My road came to an unexpected halt on November 9, 2010.

That morning, I was bicycling to work when a garbage truck turned across a city bike lane. I was in that bike lane.

A team of trauma surgeons saved my life, but they had to amputate my left leg. My body and life were forever changed.

The journey of a thousand miles begins with one step.

As I learned to walk again, I measured my recovery in steps and then miles. Over time that journey grew into something more -- a way of being in the world, wherever I go.

I am a person of ability and disability. I travel in the space between. These are my postcards.

Thursday, December 7, 2023

Hope Walks In

 "We've got to get you walking again," Tim says.

And just like that, hope walks in.

My prosthetic leg standing in front of a shoe rack, leaning on a dresser, plugged into my bedroom wall.
Oh, how I've missed it!

After 2 months on crutches, I tried to get my prosthesis on.

The socket didn't fit.  At all.

Socket fit is finicky, I know.  I'd been struggling with it since my earliest miles as an amputee.   

Still, I'd been anticipating this moment -- easing my little leg gently into the prosthesis, standing on my own "two feet" again.  

Even if it wasn't quite perfect -- I knew it wouldn't be -- it would still be the first step to feeling like my old self.  (Well, my old "new" self anyway.)

When it didn't fit at all, I sat on the edge of my bed and cried.


Six days later -- somewhere around Mile 12,145 -- I arrive at Prosthetic Innovations

I crutch through the parking lot heavily, weighed down by all that has changed.

But Prosthetist Tim isn't deterred.  In fact, he seems happy to see me.  

I tell him about the fall, and how bruised my leg was afterward. 

"It probably looked like your shirt," he says.

I glance down at my tie-dye t-shirt, splotches of blue and purple and gold and green.  

Yep.  I laugh. 

It's good to be back.

Tim gets out his measuring tape and loops it around my leg.  

It's still swollen from the fall.  Or maybe its shape has just changed from the injury.  Whatever the cause, it measures 3 1/2 cm larger than it used to.  No wonder my prosthesis doesn't fit.

Tim brings out a pull-bag, a surefire method to get into an extra tight socket.  I slide it over my liner.  

We try again -- together -- to get my prosthesis on.

For a split second, I think it'll work.  (Things usually work here, even when they don't at home!)

But... Nope.

I feel the shadow of discouragement.

"We've got to get you walking again," Tim says.

And with those words, my insides light up. 

He has a plan.  

He'll make me a new socket.  Maybe temporary.  Maybe not.  One that will fit my leg now, not as it used to be.
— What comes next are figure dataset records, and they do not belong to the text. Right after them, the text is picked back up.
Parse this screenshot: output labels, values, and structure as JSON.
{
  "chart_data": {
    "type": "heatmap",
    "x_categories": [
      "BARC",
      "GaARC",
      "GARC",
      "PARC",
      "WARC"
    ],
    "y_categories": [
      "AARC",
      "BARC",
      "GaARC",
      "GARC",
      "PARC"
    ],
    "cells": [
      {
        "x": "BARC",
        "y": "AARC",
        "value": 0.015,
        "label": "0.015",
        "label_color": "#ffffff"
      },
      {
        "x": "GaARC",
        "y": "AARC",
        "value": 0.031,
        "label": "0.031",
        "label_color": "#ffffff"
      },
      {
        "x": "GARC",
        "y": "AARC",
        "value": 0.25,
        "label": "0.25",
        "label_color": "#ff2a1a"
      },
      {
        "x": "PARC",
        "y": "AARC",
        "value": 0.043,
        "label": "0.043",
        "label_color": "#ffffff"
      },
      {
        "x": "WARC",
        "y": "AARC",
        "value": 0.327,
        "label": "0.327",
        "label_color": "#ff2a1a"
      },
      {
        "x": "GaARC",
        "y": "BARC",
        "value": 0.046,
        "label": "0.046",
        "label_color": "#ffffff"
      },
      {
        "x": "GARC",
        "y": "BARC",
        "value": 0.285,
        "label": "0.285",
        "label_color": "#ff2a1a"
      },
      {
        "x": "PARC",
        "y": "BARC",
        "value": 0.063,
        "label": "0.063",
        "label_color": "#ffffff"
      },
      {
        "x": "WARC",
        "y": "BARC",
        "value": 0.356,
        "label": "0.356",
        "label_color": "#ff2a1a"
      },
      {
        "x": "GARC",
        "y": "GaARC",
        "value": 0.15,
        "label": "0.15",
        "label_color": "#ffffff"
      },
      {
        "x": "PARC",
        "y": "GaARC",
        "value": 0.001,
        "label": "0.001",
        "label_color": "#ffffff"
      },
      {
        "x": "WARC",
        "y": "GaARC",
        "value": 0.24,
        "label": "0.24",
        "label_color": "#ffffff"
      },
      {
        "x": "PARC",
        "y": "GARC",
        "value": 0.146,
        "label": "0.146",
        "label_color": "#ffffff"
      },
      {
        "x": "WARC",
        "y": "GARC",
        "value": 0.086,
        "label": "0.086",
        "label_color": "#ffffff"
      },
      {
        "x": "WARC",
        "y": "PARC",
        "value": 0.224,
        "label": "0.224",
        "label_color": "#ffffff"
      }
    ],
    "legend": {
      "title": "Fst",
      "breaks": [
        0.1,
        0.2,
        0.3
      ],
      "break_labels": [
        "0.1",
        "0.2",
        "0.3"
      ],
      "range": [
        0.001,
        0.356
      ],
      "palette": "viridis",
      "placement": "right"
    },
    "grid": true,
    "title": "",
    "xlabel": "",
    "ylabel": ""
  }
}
The SOONER the BETTER, he says.

I am 100% in.

We go into the casting room.  
Wrap my leg in plastic.  
Don the funny shorts.  

Me, in the casting room, wearing a pair of off-white knitted casting shorts.
Flashback to Mile 2,015.
They're always in style!

The drill is familiar -- and filled with hope.

The cast will become a mold for a test-socket, which'll be modified as many times as necessary until it captures the new shape of my residual limb.

I loved my old socket, with its soft magenta interior and butterfly on the side.  It had carried me through a lot.

But maybe letting it go -- at least for now -- is the ticket to move forward.


Socket fit is a multi-step, patience-draining, fine-tuning process.  

In my earliest miles with a prosthesis, my dad drove me back and forth to Prosthetic Innovations for fittings and adjustments.  

I always felt down beforehand.  
And up afterward.

It became a joke between us --

I didn't just get a leg adjustment
I got an attitude adjustment too.

Me, standing in parallel bars, with my first prosthetic leg in February 2011.
Lucky for us,
they were buy one, get one free!

This time around I know what to expect.  

The journey back to "two feet" is not going to be simple.  It will likely be uncomfortable, maybe even painful at first.  I'll have to rebuild my strength and tolerance.  

It will require perseverance, flexibility, and adjustment -- in both leg and attitude. :)

A selfie of me, in tie-dye shirt, in front of a Christmas tree, a mannequin with a prosthetic arm and leg, and a banner than says "Welcome to the Next Level" at Prosthetic Innovations.
Casting is just the first step.

But I know about first steps too.

And this one feels like a HOPEFUL start.